Kritik gaz yılı

Geçtiğimiz dönemlerde 2021 yılının tüm sorunlara rağmen enerji piyasası açısından özellikle finansal tarafta hareketli geçeği beklentilerinden sıkça bahsedilmişti.

Özellikle birleşme ve satın almalar, yeni finansman modelleri ve halka arz açısından hareketli bir yıl gözüküyor. YEKDEM tarafındaki belirsizliklerin giderilmesi ile birlikte yatırımların da belli oranda hızlanması beklentiler dahilinde. Bu konuda hem mini YEKA ihaleleri hem de diğer alım garantileri halen bekleniyor.

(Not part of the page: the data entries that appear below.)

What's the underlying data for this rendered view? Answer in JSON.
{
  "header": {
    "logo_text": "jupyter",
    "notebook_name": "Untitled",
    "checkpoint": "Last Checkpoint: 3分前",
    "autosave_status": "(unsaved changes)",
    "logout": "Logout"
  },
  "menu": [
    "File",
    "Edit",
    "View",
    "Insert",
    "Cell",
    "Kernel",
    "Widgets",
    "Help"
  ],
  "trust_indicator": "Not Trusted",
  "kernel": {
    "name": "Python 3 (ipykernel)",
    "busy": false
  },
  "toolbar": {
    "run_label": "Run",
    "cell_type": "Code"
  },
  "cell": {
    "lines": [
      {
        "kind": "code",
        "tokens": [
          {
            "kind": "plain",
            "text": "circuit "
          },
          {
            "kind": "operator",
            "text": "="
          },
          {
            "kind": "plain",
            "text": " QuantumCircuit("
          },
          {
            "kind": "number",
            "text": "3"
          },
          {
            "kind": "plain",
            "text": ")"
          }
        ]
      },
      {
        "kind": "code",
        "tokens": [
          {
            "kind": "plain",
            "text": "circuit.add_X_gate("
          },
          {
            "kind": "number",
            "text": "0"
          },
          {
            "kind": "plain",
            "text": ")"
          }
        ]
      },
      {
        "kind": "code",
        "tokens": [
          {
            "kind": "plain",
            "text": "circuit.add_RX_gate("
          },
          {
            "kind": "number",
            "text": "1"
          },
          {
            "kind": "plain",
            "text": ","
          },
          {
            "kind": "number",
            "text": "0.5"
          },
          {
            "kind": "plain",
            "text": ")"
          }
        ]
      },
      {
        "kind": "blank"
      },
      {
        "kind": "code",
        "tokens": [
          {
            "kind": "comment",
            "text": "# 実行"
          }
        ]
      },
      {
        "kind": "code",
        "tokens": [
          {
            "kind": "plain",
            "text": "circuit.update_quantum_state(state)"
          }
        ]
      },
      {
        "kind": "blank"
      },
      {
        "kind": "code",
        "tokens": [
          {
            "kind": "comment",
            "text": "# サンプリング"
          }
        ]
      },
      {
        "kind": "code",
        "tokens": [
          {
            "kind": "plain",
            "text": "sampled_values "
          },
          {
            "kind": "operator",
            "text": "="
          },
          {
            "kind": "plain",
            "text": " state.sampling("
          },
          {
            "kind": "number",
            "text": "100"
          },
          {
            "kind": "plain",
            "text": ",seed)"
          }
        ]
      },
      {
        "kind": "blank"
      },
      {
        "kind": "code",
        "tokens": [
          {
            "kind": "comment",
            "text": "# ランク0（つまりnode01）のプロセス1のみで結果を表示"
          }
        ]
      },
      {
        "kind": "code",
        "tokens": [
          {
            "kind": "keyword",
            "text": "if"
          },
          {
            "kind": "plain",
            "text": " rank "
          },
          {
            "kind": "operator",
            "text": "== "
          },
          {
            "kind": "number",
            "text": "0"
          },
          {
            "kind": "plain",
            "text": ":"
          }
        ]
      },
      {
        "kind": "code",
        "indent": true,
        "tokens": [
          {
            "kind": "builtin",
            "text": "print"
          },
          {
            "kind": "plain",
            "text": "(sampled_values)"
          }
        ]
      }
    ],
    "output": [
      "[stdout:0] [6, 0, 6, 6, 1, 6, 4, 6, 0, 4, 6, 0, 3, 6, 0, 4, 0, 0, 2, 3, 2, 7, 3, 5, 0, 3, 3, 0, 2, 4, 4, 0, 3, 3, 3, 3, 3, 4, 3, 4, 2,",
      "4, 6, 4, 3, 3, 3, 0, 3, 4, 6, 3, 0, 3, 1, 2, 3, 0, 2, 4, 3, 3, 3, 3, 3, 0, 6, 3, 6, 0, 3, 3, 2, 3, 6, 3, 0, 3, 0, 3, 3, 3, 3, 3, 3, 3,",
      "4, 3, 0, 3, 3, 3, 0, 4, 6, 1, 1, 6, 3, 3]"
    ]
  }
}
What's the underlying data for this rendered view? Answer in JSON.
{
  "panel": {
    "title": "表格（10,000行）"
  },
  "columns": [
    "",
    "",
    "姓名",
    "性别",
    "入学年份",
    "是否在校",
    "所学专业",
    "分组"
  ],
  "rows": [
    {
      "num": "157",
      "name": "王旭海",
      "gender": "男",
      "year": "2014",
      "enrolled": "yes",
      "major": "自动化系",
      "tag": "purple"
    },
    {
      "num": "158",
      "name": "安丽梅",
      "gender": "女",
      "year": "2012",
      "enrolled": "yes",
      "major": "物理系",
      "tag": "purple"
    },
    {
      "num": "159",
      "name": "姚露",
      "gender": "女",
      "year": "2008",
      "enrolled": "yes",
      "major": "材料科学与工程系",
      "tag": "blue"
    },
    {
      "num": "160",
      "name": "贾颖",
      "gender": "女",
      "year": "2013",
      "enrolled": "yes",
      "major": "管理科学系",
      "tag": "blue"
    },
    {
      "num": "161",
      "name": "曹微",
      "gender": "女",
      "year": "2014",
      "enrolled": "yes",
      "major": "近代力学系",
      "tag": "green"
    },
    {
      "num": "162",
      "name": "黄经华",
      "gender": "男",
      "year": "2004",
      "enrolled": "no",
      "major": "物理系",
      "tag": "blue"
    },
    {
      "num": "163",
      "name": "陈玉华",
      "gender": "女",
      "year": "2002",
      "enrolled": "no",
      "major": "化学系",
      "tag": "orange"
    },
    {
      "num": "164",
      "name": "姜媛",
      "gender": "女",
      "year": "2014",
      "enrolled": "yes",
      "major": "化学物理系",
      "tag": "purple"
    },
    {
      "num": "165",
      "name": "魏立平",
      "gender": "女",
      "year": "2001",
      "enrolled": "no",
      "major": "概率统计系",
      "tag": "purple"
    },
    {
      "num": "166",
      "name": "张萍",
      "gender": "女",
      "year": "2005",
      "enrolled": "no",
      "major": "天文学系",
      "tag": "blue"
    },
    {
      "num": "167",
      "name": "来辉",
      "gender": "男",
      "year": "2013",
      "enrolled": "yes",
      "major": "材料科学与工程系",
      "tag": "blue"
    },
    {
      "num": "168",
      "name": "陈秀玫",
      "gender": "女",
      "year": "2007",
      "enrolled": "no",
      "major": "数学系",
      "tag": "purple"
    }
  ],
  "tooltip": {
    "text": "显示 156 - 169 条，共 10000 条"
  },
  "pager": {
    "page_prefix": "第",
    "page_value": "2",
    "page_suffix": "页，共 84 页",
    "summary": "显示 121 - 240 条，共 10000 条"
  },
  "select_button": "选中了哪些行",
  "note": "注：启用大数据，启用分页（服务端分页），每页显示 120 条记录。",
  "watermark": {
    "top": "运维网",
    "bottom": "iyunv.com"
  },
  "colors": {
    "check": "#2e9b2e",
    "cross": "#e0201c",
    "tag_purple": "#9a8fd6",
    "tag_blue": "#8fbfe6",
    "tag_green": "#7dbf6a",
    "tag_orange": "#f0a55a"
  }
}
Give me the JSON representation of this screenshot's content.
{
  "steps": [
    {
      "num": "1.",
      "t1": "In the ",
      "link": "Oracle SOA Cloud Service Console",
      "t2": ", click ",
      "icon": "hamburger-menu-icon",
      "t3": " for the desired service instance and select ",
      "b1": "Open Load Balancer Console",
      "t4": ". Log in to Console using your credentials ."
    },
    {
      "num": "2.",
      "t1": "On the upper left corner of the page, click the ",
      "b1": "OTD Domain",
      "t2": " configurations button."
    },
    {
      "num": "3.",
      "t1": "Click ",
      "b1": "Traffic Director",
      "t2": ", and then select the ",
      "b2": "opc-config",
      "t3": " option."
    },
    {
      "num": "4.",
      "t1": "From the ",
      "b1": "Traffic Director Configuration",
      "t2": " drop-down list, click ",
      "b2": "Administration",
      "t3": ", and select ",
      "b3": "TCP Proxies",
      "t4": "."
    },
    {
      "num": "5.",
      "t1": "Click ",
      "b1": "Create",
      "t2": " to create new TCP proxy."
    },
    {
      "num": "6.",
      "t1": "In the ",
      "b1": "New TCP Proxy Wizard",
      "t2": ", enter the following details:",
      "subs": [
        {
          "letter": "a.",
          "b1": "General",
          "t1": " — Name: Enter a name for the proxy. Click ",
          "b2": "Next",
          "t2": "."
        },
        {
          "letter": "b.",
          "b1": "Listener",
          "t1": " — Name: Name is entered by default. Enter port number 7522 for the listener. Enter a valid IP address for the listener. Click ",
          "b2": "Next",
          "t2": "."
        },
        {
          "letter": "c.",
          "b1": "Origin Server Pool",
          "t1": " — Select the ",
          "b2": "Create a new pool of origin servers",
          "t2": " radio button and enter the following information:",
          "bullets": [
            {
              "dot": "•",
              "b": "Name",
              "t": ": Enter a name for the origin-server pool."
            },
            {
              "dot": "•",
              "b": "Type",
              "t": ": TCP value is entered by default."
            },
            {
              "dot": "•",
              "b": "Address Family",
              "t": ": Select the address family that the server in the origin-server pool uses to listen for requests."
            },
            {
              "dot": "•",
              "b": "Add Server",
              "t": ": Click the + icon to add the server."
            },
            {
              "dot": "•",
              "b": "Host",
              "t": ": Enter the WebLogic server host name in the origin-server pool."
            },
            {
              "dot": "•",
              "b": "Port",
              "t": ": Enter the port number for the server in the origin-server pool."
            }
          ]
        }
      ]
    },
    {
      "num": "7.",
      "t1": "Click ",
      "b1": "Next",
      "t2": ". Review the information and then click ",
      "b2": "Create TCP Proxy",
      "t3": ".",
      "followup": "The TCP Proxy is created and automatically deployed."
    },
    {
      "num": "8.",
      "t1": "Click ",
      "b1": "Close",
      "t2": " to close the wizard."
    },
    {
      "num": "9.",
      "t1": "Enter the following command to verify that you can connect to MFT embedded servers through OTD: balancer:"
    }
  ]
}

Ancak tüm bunlara rağmen Türkiye’nin enerji dengesinin birincil parametresi halen “doğal gaz”dır. Bir yandan yenilenebilir enerji üretimi ve altyapı yatırımları devam ede dursun, gerek sanayide gerek ticarethane ve konutlar da ve elbette elektrik üretiminde doğal gazın belirleyici etkisini dışlamak mümkün değil.

Son dönemde özellikle depolama kapasitesi ile birlikte elinde daha fazla esneklik aracı bulunması nedeniyle – özellikle arz konusu ve maliyet taraflarında – belirli bir avantaj elde edildi gibi gözüküyor. Küresel LNG piyasalarında aynen boru gazında olduğu gibi aktif bir oyuncu olmaya doğru giden bir trendin öncü göstergeleri olarak algılanan bu oluşuma rağmen halen Türkiye’nin önündeki en önemli konu boru hatları ile alınan doğal gazın fiyatı ve şartlarıdır. 

Bu yıl bu açıdan çok kritik zira yapılan kontratların uzun vadeli olması sebebiyle geleceğe dönük piyasanın yapısını belirleme gücüne sahip miktarlardan bahsediyoruz. Dünyadaki trendin takip edilerek fiyatın yine değişken formüle bağlanması ancak bu formülün artık Hub endeksli olması yönünde bir beklenti var. Elbette hangi endeksin kabul edileceği ayrı bir tartışma konusu olsa da kısa vadede Türkiye’nin atması gereken adımlar ile birlikte satıcıların da bu modele uyması gerekeceğine göre esnek bir yapı kurgulamak zorunluluğu var. Zira dünya eskisine göre daha hızlı değişiyor.

EPİAŞ bünyesinde faaliyete geçen spot doğal gaz piyasasına ek olarak vadeli gaz piyasası ile Türk lirası cinsinden daha uzun pozisyonlar artık mümkün hale gelebilecek ancak piyasanın kurulması bunun için yeterli değil. Alıcıların ve satıcıların bu piyasada oyuncu olabilmesinin şartlarını yerine getirmeden bir anlamı olmayacaktır.

Bu da doğal olarak bizi yine doğal gaz piyasasının serbestleşmesi noktasına getiriyor. Bu bakımdan BOTAŞ’ın yapısının revize edilerek, kendi pozisyonunu yönetebilen bir ticaret şirketine evrilmesi gerekiyor. Bu zaten stratejik olarak üzerinde konsesusa varılmış bir düşünce ancak henüz aksiyona geçilmiş bir aşamada değil. BOTAŞ yeni modelinde – ileride çıkarılacak gaz da dahil olmak üzere – bölgere önemli bir “ticaret şampiyonu” olabilir. Bu başarılabilirse zaten Türkiye artık fiyat endeksine altyapı olacak bir Hub olabilir.

BOTAŞ’ın yeni yapısında hem emtia hem de finansal risklerini profesyonelce yönetebilmesi, elinde olabilecek tüm esneklikleri de kullanabilmesi şarttır.

Bu nedenle de bunların ön şartı halinde olan kontratların bu modele uygun hale getirilmesi gibi bir zorunluluk var.

Ticari ilişkilerin (siyasetten bağımsız düşünmek gerekirse) uzun vadeli ve sürüdürlebilir olması için her iki tarafa da adil şartlar sunuyor olması gerekiyor. Dolayısı ile uzun vadede piyasa yapısına dayalı bir model hem alıcı (Türkiye) hem de tüm satıcılar için daha adil ve avantajlı bir model olacaktır.

Türkiye’nin de kendi içerisinde rekabeti adil yapıya dayandıracak adımları hızla atması ve bu modele altyapıyı oluşturması elzem. Piyasanın da uzun zamandır beklentisi bu yönde ve nihayet bu dönemde bu konuda olumlu gelişmeler somut bir şeklide bekleniyor.